Soixante ans après l’émergence du Front de libération du Québec en 1963, Sylvain Garel, historien, professeur et critique français, lance une brique de 608 pages dans la fenêtre de notre mémoire collective : Le FLQ dans la cinématographie québécoise publié chez Somme Toute. Celui qui est aussi un militant écologiste et conseillé municipal à Paris, retrace les liens vivants entre l’histoire du Front révolutionnaire québécois et celle du cinéma (principalement) québécois et canadien.
Fruit d’un projet doctoral jamais terminé, ce rapport d’enquête touffu recense 207 films complétés, 18 œuvres inachevées, 17 projets, quelques compléments réalisés depuis 1963 jusqu’à aujourd’hui et comportant des liens complets, partiels, allusifs ou indirects avec le thème du FLQ et de la révolution québécoise. L’ouvrage revient ainsi sur les bouleversements accompagnant les actions du Front en explorant la forme, l’usage et le sens des images cinématographiées dialoguant avec ceux-ci, mettant aussi à l’avant-plan l’expérience des cinéastes.
Prenant la forme d’un dictionnaire analytique, le panorama réalisé réunit autant des courts que des longs métrages documentaires ou de fiction. La présence de titres de projets militants comme Nous sommes tous des prisonniers politiques (1980) de Richard Jutras, un film du Comité d’information sur les prisonniers politiques (CIPP) et de l’intrigant Classe et classe, vidéo réalisée en 1973 traitant de la répression d’une manifestation étudiante dans une polyvalente de Charlevoix, met l’eau à la bouche de ceux comme moi pour qui l’éducation politique est d’abord passée par le cinéma.
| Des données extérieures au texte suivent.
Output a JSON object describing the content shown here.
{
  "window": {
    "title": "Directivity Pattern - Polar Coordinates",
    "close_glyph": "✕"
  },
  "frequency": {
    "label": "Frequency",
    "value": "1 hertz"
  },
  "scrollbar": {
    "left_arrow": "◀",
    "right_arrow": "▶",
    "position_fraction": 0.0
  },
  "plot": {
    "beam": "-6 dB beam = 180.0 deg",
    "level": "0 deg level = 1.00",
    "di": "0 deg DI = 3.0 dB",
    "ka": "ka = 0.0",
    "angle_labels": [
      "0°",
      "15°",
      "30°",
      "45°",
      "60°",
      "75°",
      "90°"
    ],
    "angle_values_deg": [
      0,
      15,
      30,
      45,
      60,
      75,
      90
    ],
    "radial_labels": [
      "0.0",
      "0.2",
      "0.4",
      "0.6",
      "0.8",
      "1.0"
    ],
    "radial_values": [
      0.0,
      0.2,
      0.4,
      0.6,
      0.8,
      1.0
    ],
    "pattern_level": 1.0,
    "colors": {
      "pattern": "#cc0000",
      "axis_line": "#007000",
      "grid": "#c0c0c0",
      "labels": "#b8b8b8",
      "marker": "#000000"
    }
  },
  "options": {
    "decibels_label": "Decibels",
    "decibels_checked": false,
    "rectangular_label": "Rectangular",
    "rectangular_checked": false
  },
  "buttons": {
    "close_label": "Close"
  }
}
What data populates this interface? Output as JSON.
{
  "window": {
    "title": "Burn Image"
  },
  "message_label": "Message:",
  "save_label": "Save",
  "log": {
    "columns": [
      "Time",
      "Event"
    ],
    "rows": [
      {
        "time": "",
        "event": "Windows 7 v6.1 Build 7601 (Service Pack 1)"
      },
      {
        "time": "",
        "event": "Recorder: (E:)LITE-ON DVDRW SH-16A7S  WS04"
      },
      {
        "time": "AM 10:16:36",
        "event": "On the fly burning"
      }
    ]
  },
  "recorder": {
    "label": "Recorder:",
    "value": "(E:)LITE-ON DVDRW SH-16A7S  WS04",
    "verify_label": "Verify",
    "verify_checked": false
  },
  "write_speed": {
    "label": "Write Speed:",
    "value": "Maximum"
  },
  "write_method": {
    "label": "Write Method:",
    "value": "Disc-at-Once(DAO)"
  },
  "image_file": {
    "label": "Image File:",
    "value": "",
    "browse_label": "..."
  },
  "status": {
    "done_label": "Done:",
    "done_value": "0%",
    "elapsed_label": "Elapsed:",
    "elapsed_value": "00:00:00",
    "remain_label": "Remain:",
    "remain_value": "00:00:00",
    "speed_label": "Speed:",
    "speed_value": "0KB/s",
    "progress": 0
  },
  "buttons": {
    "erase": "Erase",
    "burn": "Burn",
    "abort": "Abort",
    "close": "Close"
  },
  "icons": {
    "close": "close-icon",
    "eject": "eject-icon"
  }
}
Ces titres y côtoient des classiques comme Les Ordres (1974) de Michel Brault ou Octobre (1994) de Pierre Falardeau, le tout dans un ordre chronologique reliant ceux-là à un char de propositions des plus subversives aux plus conservatrices et contre-révolutionnaires. Chaque œuvre est résumée avec des informations sur les réalisateur-trice-s et leur projet, incluant parfois des notes sur leur réception par le public et la critique, formant un ensemble qui nous immerge dans l’histoire du cinéma devenu québécois, naissant selon Garel, en même temps que le FLQ. Une naissance en tension, comme le rappellent plusieurs fiches de film notamment où apparaissent des points de compréhension, de collaboration, d’appui, mais aussi d’indifférence, de distance et de fracture entre les gens du milieu du cinéma en relation avec l’action politique révolutionnaire des années non-tranquilles.
Sous la fiche de Taire des Hommes de Pascal Gélinas et Pierre Harel, film dénonçant la répression à la fête de la Saint-Jean-Baptiste en 1968, l’auteur souligne qu’Harel et Paul Rose auraient eu un projet de documentaire fleuve fait avec toutes les images de « tout ce qu’il y a de plus dégueulasse au Québec », dont l’exploitation des travailleur-se-s, le sort des aîné-e-s, le chômage, etc. Un projet qui devait prendre son sens dans une stratégie plus large… Le FLQ aurait alors enlevé le lieutenant-gouverneur, qui aurait été remis aux autorités en échange d’une diffusion de ce film doublé de commentaires du Front pendant 24 heures à la télé publique. Les responsables se seraient ensuite simplement rendus aux policiers et auraient assumé leur geste. On parle ici de cinéma politique !
L’ouvrage relate également la disparition d’un film du même Harel, perquisitionné lors d’une descente. Sombreros inutiles (1 970), au contenu qualifié de « prémonitoire », n’a pas été balayé comme des œuvres moins malchanceuses aux environs d’Octobre 70. La seule copie existante semble perdue à jamais. Grossissant le conflit entre l’État canadien et le cinéma politique, avec la nomination de l’unilingue anglophone Sydney Newman à la direction de l’ONF en 1970, l’institution se radicalise. Newman ira jusqu’à interdire la diffusion de trois films : On est au coton de Denys Arcand, 24 heures ou plus de Gilles Groulx et Cap-d’espoir de Jacques Leduc.
Mais qu’est-ce qui néanmoins a pu motiver autant d’investissements, de plans et de tournages, sinon l’intriguant contraste entre le caractère secret des modalités d’action du Front et l’incandescent rayonnement public de leurs objectifs politiques, accentué par le vertigineux renversement révolutionnaire que ses militants opèrent dans le sens et l’usage qu’ils font de la violence, et enfin la recherche de l’intérêt public qui appelle le Front et qu’il appelle nécessairement. Si le livre de Garel dévoile une vaste réserve cinématographique peuplant ce vertige, il me semble que sa lecture nous demande aussi quel film reste à faire pour déployer les ailes de notre mémoire intranquille?